If our linear approximation is valid, then we should be able to analyse it as such. As per the solution detailed here, we can analyse the data using the characteristic equation,
`kt=1/(A_0-B_0) [ln((A_0-C_t)/A_0) - ln((B_0-C_t)/B_0)]`
which gives a straight line only if the kinetics exactly match the bimolecular case.

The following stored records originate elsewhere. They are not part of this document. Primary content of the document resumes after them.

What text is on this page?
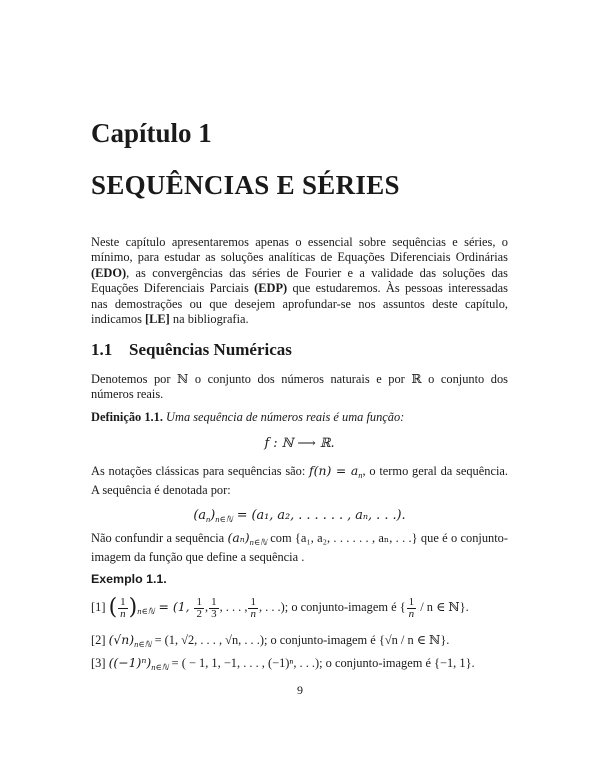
Capítulo 1
SEQUÊNCIAS E SÉRIES

Neste capítulo apresentaremos apenas o essencial sobre sequências e séries, o mínimo, para estudar as soluções analíticas de Equações Diferenciais Ordinárias (EDO), as convergências das séries de Fourier e a validade das soluções das Equações Diferenciais Parciais (EDP) que estudaremos. Às pessoas interessadas nas demostrações ou que desejem aprofundar-se nos assuntos deste capítulo, indicamos [LE] na bibliografia.

1.1 Sequências Numéricas
Denotemos por ℕ o conjunto dos números naturais e por ℝ o conjunto dos números reais.
Definição 1.1. Uma sequência de números reais é uma função:
f : ℕ ⟶ ℝ.
As notações clássicas para sequências são: $f(n) = a_n$, o termo geral da sequência. A sequência é denotada por:
$(a_n)_{n\in ℕ} = (a_1$, a₂, . . . . . . , aₙ, . . .).
Não confundir a sequência $(a_n)_{n\in ℕ}$ com {a₁, a₂, . . . . . . , aₙ, . . .} que é o conjunto-imagem da função que define a sequência .
Exemplo 1.1.
[1] ( $\frac{1}{n} )_{n\in ℕ} = (1$, $\frac{1}{2}$ , $\frac{1}{3}$ , . . . , $\frac{1}{n}$ , . . .); o conjunto-imagem é { $\frac{1}{n}$ / n ∈ ℕ}.
[2] $(√n)_{n\in ℕ} = (1$, √2, . . . , √n, . . .); o conjunto-imagem é {√n / n ∈ ℕ}.
[3] $((-1)^n)_{n\in ℕ}$ = ( − 1, 1, −1, . . . , (−1)ⁿ, . . .); o conjunto-imagem é {−1, 1}.
9
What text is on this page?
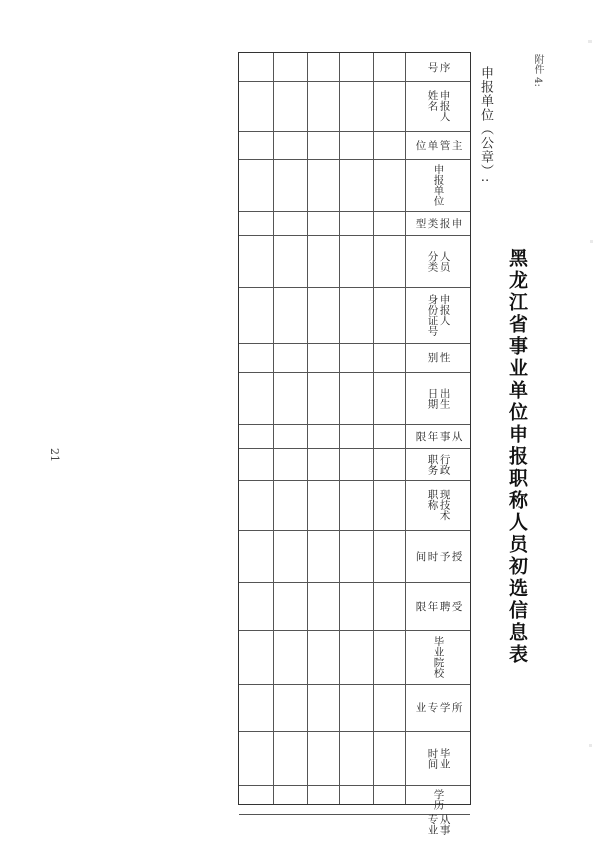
附件 4:
黑龙江省事业单位申报职称人员初选信息表
申报单位（公章）:
21
序
号
申报人
姓名
主
管
单
位
申报单位
申
报
类
型
人员
分类
申报人
身份证号
性
别
出生
日期
从
事
年
限
行政
职务
现技术
职称
授
予
时
间
受
聘
年
限
毕业院校
所
学
专
业
毕业
时间
学历
从事
专业
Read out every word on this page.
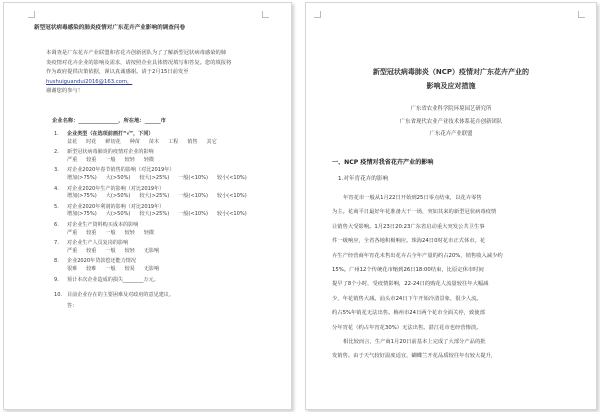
新型冠状病毒感染的肺炎疫情对广东花卉产业影响的调查问卷
本调查是广东花卉产业联盟和省花卉创新团队为了了解新型冠状病毒感染的肺
炎疫情对花卉企业的影响及需求，请按照企业具体情况填写和答复。您的填报将
作为政府提供决策依据，谨以真诚感谢。请于2月15日前发至
hushuiguandui2016@163.com，
谢谢您的参与！
企业名称：_______________，所在地：______市
1.	企业类型（在选项前画打“√”，下同）
盆花 时花 鲜切花 种苗 苗木 工程 销售 其它
2.	新型冠状病毒肺炎的疫情对企业的影响
严重 较重 一般 较轻 轻微
3.	对企业2020年春节销售的影响（对比2019年）
增加(>75%) 大(>50%) 较大(>25%) 一般(<10%) 较小(<10%)
4.	对企业2020年生产的影响（对比2019年）
增加(>75%) 大(>50%) 较大(>25%) 一般(<10%) 较小(<10%)
5.	对企业2020年利润的影响（对比2019年）
增加(>75%) 大(>50%) 较大(>25%) 一般(<10%) 较小(<10%)
6.	对企业生产资料购买成本的影响
严重 较重 一般 较轻 轻微
7.	对企业生产人员复岗的影响
严重 较重 一般 较轻 无影响
8.	企业2020年贷款偿还能力情况
很难 较难 一般 较易 无影响
9.	预计本次企业造成的损失________万元。
10. 目前企业存在的主要困难及对政府的意见建议。
答：
新型冠状病毒肺炎（NCP）疫情对广东花卉产业的
影响及应对措施
广东省农业科学院环境园艺研究所
广东省现代农业产业技术体系花卉创新团队
广东花卉产业联盟
一、NCP 疫情对我省花卉产业的影响
1.对年宵花卉的影响
年宵花市一般从1月22日开始到25日零点结束，以花卉零售
为主。花商平日最好年花准备大干一场，突如其来的新型冠状病毒疫情
让销售大受影响。1月23日20:23广东省启动重大突发公共卫生事
件一级响应，全省各地积极响应。珠海24日0时花市正式休市。花
卉生产经营商年宵花未售出花卉占全年产量的约占20%，销售收入减少约
15%。广州12个传统花市缩到26日18:00结束，比原定休市时间
提早了8个小时，受疫情影响，22-24日的购花人流量较往年大幅减
少，年花销售大减。汕头市24日下午开始冷清景象，很少人流。
约占5%年销花无法出售。梅州市24日两个花市全面关停，致使部
分年宵花（约占年宵花30%）无法出售。湛江花市也经营惨淡。
相比较而言，生产商1月20日前基本上完成了大部分产品的批
发销售。由于天气较好温度适宜，蝴蝶兰开花品质较往年有较大提升，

| `t` | characteristic equation | |
| 0 | 0 | |
| 1000 | 0.057487 | |
| 2000 | 0.113918 | |
| 3000 | 0.169575 | |
| 4000 | 0.224641 | |
| 5000 | 0.279237 | |
| 6000 | 0.333453 | |
| 7000 | 0.387354 | |
| 8000 | 0.44099 | |
| 9000 | 0.494401 | |
| 10000 | 0.547616 | |
| 11000 | 0.600663 | |
| 12000 | 0.65356 | |
| 13000 | 0.706327 | |
| 14000 | 0.758976 | |
| 15000 | 0.811522 | |
| 16000 | 0.863973 | |
| 17000 | 0.91634 | |
| 18000 | 0.96863 | |
| 19000 | 1.020851 | |
| 20000 | 1.073008 |
Once we have plot our characteristic equation, once again, we interpret the gradient as the rate constant, which as expected, is in perfect agreement with that used to generate the simulated data.